Mpox et choléra : la vigilance communautaire au cœur de la riposte à Yahuma

Dans la province de la Tshopo, dans le Nord de la République démocratique du Congo, le Mpox et le choléra continuent de représenter une menace importante pour la santé publique, particulièrement dans les zones rurales où l’accès à l’eau potable, à l’assainissement et aux soins de santé demeure limité.

Pour répondre à cette situation, la Zone de santé rurale de Yahuma, avec l’appui d’Ucoopia, a organisé entre novembre et décembre 2025 une vaste campagne de sensibilisation couvrant les 27 aires de santé de la zone dans le cadre du projet MAV+. Cette activité a mobilisé plusieurs acteurs communautaires et sanitaires, notamment 81 relais communautaires, des leaders locaux, des membres des structures sanitaires ainsi que des autorités locales. Leur rôle consistait à rapprocher l’information des communautés afin de renforcer la prévention et encourager une prise en charge rapide des cas suspects.

Cette initiative a permis de toucher directement près de 9 720 ménages répartis dans 162 villages. Grâce aux échanges communautaires, les habitants ont appris à reconnaître les signes d’alerte du Mpox et du choléra, à signaler rapidement les cas suspects auprès des structures sanitaires et à adopter des comportements favorables à la santé, comme le lavage régulier des mains avec de l’eau propre et du savon, l’utilisation des latrines propres, le traitement de l’eau de boisson et l’entretien de l’environnement autour des habitations.
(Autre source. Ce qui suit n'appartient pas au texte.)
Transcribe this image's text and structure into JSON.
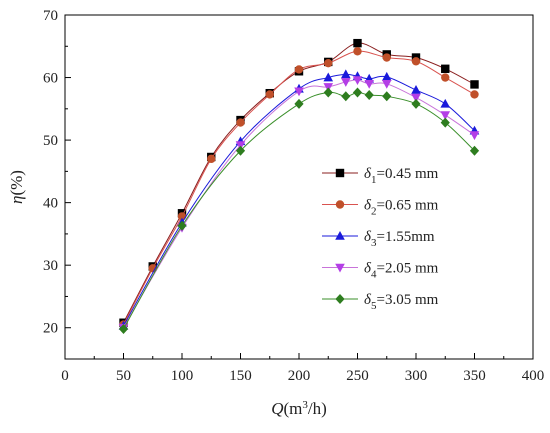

Ces pratiques permettent non seulement de prévenir ces maladies, mais aussi de protéger durablement les communautés contre les épidémies.

Concernant le Mpox, les sensibilisateurs ont recommandé d’éviter tout contact direct avec une personne présentant des boutons ou des éruptions cutanées suspectes. Ils déconseillent également la manipulation ou la consommation d’animaux retrouvés morts dans la forêt ou dans les villages. En cas de diarrhée sévère, de vomissements, de fièvre ou d’apparition inhabituelle de boutons sur le corps, la population est appelée à consulter rapidement le centre de santé le plus proche.

« Avant les séances de sensibilisation, je pensais que toutes les diarrhées étaient pareilles. Aujourd’hui, je sais distinguer une diarrhée normale du choléra, surtout lorsqu’il y a des diarrhées abondantes et des vomissements. J’ai aussi appris qu’il faut rapidement alerter les relais communautaires ou aller immédiatement au centre de santé afin d’éviter des complications. Ces informations nous aident réellement à protéger nos familles et notre village », témoigne Mme Marie, participante aux séances de sensibilisation dans la Zone de santé rurale de Yahuma.

À travers cette campagne, les autorités sanitaires souhaitent renforcer la vigilance communautaire et promouvoir une participation active des habitant·es dans la lutte contre le Mpox et le choléra. Les relais communautaires, les chefs locaux, les parents, les jeunes et les structures sanitaires sont appelés à poursuivre les efforts de sensibilisation afin de consolider les bonnes pratiques d’hygiène et prévenir de nouvelles contaminations dans les villages de Yahuma.